A few years ago a cousin of ours sent us a Christmas card with the following message: “Life sucks, but God is good.”
I have to admit, was shocked. What kind of Christmas message was that? As Christians, weren’t we supposed to be spreading “Joy to the world”?
Fast forward a few years to 2014 and let me tell you why I appreciate that card today (although I’ve never really liked that word “sucked.”)
Our world is broken, and saying it out loud doesn’t mean God isn’t good–it’s an admission that we need him more than ever.
This past year, my family and friends have struggled with cancer, chronic illness, loss of loved ones, memories of their murdered children, struggles with addiction, parenting their seldom-seen children’s children, abandonment, betrayal, job loss, and other painful issues. In the next weeks my husband will undergo two several painful and life-altering medical procedures. My best friend has fought through the past six months of her life on oxygen.
We face two unchanging truths every day of our lives: life hurts and the only thing we can count on is God’s goodness and love for us.

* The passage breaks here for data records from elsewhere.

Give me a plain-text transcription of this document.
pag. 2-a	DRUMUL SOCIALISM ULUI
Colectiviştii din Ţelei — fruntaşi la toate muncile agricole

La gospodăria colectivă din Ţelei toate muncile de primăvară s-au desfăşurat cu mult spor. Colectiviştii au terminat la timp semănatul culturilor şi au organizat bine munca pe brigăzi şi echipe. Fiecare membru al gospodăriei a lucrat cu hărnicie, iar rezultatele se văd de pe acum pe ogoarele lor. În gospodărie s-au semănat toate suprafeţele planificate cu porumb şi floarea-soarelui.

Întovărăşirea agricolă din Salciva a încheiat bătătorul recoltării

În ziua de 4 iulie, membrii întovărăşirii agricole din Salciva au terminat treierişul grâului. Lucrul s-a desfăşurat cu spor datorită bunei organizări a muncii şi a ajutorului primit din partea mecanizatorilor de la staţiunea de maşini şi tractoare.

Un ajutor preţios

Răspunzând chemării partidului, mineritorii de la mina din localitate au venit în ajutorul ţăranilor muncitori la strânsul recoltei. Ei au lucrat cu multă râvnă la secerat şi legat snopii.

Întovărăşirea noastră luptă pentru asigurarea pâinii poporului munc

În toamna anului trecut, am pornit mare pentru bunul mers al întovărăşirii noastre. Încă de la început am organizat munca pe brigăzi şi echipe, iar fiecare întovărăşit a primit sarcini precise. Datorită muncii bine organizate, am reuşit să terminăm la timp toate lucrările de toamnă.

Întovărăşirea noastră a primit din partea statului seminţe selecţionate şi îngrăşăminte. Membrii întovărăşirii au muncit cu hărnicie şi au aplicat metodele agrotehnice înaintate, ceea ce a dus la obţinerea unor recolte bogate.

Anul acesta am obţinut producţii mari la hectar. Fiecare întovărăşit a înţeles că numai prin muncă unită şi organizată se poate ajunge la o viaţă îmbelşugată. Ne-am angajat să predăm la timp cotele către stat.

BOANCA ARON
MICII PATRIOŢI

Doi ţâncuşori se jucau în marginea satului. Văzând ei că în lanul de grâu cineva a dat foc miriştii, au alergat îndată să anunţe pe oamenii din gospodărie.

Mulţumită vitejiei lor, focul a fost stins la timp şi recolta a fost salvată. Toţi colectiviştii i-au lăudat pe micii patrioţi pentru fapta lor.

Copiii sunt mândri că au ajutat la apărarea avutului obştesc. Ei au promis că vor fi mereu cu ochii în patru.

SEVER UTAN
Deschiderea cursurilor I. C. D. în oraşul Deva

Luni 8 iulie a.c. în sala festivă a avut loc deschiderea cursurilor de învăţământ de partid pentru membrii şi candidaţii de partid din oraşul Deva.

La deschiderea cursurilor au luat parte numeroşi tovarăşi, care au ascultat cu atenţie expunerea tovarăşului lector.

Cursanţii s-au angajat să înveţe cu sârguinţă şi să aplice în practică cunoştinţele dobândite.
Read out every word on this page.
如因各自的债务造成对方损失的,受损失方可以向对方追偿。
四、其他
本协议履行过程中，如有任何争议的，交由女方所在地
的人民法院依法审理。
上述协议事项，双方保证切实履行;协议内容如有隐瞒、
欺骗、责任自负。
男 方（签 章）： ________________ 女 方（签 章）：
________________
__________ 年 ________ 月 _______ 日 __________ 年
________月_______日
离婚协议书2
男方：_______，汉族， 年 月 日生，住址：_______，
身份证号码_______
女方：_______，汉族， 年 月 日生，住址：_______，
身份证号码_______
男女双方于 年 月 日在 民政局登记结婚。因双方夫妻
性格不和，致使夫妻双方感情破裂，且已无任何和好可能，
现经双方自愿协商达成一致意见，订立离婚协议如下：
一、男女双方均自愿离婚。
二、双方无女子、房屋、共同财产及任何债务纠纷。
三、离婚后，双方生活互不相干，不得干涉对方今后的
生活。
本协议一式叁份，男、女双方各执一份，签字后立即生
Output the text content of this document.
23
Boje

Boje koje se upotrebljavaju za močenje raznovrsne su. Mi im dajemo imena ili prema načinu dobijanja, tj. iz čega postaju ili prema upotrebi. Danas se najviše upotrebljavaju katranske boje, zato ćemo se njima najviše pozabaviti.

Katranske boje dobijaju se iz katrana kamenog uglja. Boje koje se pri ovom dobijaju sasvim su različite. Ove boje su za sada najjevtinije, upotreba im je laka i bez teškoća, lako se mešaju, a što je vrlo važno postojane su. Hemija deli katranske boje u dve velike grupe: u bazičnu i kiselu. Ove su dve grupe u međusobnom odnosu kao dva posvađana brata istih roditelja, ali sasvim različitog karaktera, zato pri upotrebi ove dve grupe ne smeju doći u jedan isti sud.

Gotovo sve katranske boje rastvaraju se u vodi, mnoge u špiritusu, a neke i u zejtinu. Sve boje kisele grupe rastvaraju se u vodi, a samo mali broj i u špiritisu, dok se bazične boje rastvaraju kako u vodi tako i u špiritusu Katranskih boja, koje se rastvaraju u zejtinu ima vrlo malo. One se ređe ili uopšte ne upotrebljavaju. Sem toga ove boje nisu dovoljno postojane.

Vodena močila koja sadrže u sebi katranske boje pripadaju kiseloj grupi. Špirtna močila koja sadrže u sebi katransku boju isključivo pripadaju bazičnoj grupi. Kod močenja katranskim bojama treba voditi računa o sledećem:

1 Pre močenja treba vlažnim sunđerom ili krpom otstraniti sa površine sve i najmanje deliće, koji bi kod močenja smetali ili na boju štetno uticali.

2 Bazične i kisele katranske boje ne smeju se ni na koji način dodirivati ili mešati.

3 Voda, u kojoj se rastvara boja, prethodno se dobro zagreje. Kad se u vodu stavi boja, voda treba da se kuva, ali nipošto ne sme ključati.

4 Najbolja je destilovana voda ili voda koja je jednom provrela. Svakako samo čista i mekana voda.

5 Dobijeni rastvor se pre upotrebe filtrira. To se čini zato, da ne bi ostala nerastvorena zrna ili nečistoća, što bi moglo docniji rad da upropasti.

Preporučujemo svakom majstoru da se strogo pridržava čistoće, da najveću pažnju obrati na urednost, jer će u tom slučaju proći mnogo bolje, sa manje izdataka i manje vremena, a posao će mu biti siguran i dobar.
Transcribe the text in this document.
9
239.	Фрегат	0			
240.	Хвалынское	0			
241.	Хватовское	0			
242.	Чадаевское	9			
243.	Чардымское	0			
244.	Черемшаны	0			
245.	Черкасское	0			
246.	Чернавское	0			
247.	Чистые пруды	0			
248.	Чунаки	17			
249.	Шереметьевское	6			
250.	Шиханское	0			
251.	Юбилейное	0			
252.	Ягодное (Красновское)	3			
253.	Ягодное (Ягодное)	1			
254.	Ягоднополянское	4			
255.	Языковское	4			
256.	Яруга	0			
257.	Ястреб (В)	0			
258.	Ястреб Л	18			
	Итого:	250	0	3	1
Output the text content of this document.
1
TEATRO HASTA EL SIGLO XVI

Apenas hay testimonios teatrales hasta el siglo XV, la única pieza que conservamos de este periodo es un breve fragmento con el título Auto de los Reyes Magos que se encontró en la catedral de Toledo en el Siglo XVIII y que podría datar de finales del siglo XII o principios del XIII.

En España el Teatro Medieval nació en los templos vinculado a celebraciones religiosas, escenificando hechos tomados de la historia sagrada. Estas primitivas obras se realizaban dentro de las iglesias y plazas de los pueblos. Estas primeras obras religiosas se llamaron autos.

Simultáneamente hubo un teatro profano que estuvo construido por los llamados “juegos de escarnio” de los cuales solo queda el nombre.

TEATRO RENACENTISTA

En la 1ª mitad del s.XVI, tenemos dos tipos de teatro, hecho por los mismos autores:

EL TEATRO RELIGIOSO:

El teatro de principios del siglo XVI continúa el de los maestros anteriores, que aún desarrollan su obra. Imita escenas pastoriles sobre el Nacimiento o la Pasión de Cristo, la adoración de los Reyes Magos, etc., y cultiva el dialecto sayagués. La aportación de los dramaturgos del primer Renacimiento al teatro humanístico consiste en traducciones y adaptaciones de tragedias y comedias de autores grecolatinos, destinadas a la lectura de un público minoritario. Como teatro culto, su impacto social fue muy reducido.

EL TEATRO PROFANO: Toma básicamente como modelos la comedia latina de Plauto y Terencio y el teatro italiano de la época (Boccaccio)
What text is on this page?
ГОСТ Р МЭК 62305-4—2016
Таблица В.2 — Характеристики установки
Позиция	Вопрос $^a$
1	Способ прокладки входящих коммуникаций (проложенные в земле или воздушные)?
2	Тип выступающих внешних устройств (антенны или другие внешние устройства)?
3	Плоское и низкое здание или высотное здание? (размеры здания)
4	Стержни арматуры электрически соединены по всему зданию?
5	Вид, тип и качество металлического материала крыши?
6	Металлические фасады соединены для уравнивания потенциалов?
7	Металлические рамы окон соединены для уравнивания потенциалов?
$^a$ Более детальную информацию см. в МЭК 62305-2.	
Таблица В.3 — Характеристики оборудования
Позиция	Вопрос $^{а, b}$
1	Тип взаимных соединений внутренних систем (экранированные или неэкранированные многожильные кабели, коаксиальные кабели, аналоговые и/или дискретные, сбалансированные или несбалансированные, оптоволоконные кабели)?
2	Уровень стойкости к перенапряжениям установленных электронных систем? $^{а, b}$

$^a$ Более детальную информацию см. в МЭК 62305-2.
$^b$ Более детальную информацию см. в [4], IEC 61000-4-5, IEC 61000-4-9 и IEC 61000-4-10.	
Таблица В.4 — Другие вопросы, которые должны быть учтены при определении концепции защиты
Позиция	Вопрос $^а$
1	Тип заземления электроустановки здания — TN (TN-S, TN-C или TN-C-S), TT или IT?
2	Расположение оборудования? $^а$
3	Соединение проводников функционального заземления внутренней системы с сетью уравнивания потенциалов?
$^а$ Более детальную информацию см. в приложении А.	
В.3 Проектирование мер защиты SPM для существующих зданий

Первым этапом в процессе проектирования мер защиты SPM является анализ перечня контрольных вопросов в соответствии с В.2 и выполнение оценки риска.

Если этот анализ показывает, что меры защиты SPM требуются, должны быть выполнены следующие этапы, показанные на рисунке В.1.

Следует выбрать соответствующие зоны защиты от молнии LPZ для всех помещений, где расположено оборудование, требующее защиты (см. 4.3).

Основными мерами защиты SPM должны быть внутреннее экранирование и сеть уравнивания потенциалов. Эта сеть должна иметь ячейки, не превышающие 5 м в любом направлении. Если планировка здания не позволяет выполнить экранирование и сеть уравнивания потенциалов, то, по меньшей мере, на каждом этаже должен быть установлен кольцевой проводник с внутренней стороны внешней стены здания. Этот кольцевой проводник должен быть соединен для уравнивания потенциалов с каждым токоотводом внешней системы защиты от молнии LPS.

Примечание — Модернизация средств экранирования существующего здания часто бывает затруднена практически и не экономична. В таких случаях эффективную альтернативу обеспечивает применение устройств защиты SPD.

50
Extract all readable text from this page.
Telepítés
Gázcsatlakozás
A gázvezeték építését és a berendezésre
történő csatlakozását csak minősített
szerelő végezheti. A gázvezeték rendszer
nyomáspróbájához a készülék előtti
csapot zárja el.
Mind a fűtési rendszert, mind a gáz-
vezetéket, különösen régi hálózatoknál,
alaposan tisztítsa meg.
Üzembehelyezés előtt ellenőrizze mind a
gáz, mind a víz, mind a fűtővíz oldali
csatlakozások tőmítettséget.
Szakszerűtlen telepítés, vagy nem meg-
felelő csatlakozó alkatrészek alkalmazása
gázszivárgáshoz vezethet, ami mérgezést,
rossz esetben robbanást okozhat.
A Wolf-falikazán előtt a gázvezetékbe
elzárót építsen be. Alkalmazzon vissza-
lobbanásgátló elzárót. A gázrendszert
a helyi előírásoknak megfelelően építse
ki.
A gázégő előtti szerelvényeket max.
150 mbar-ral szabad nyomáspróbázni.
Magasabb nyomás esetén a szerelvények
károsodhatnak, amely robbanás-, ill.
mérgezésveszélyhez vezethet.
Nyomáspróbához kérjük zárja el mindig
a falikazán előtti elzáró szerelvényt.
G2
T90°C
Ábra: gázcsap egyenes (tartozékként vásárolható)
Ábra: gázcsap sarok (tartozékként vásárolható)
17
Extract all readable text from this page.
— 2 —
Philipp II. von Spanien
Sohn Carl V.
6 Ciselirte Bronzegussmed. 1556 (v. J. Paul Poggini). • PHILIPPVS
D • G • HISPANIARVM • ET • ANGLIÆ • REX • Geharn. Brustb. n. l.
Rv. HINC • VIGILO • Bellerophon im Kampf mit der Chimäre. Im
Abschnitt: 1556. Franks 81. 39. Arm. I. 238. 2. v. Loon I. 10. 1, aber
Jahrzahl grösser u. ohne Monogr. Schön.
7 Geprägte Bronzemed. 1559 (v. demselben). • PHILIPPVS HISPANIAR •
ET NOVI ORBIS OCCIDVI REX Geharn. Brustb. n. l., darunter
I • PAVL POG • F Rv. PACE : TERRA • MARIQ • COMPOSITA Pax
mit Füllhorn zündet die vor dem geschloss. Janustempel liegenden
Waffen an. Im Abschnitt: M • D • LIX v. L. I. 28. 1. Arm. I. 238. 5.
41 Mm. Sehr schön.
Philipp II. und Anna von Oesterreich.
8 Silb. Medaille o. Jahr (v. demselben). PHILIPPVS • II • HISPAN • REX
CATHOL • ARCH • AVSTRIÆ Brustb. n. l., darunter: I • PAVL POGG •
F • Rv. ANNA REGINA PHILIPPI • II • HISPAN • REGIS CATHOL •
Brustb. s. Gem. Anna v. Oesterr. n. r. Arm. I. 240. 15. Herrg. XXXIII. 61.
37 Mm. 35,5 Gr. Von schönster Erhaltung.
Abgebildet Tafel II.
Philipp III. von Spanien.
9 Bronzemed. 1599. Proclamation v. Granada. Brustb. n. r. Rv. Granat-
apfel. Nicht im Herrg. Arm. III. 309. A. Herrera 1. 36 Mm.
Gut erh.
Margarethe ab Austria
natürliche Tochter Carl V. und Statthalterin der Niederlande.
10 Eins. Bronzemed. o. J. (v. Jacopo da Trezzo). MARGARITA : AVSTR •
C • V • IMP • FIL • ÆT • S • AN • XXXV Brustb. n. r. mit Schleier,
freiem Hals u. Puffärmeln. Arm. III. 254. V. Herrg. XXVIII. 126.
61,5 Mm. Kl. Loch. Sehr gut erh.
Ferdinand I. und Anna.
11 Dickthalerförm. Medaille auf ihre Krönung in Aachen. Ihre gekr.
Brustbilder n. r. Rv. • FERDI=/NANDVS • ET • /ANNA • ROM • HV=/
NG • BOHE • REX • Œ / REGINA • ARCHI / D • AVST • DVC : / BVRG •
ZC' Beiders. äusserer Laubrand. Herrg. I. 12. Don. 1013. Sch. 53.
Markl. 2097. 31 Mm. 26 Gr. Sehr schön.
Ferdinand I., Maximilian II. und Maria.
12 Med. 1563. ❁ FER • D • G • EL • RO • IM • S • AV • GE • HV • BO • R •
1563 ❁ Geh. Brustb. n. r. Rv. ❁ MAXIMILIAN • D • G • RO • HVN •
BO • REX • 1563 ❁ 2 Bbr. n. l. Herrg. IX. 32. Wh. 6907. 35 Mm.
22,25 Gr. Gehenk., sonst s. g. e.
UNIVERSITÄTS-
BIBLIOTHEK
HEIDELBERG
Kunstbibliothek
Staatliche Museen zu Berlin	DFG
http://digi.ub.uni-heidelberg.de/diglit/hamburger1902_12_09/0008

There will be no Christmas tree this year at our house. No family gathering. No family dinner. No gifts. But I can choose my attitude and my focus.I can still choose the truth.
- God is immeasurably, unchangeably good, and his love for me never wavers.
- I’m blessed to live in a nation where my life is not in immediate peril because I worship the God I love.
- I live with abundance in comparison with others in the world–no matter what my circumstances may be.
- I am blessed with loving family and friends.
- Life hurts, and God chose not only to be with me in my hurt by sending his Son, but to offer him as the solution to the mess we made of things–the mess I make of things.
Life stinks–even at Christmas. For many people more at Christmas than any other time of the year. That’s why I must always remember that Christmas is a sinless baby–a perfect child–slaughtered in my place so I could live free and forgiven.
Glory to God in the highest–how can I not fall to my knees in gratitude every day of my life?